The “Stochastic Parrot” paper, published in 2020, predicted 5 kinds of failure that would be caused by AI. One of its authors was fired by Google for refusing to take her name off the paper, but every prediction has come true:
systems that mimic fluency but have zero comprehension of language or fact are by design incapable of being reliable — and yet fool users and developers into trusting them.
a training process that assigns higher confidence to more frequent phrases is one that amplifies existing biases and inequalities — with the result that systems based on these tools discriminate against women and minorities more than an average human while people assume they are impartial. (And indeed, it was found that when a man and a woman submit the exact same financial application, the man is granted a 10x higher credit limit; the appearance of the word “women” anywhere in an Amazon job application reduces the score assigned to that application.)

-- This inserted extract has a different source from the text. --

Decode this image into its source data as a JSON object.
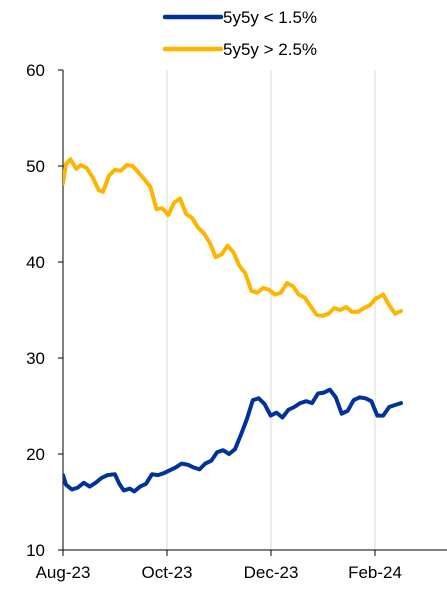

this same amplification effect works on a cultural level. Less common languages and viewpoints in the training data tend to be filtered out as part of a feedback loop when AI-generated output is used to train AI. Automatic translation of less common languages has demonstrably gotten worse over time. (We also see and feel this homogeneity in AI-generated “art.”)
the energy cost of training an LLM on a massive data set is large, and this gets far worse with scale.
massive data sets too large for human review inevitably contain objectionable material, defamatory and dangerous disinformation, child SA, etc. and this iworks its way into the output.
All of this so that people can ask ChatGPT questions they could have used a regular search engine for, make fake photos, put artists and customer service workers out of a job, and get extremely bad medical advice.
(Yes, I was going to try Kagi, but that 100 free searches has me leaving it as a secondary option rather than a primary search option, so far. The Brave browser on Android, I’ve found much faster than Chrome… but its search engine is not so hot. And unfortunately you can’t add custom search URLs to the mobile Brave.)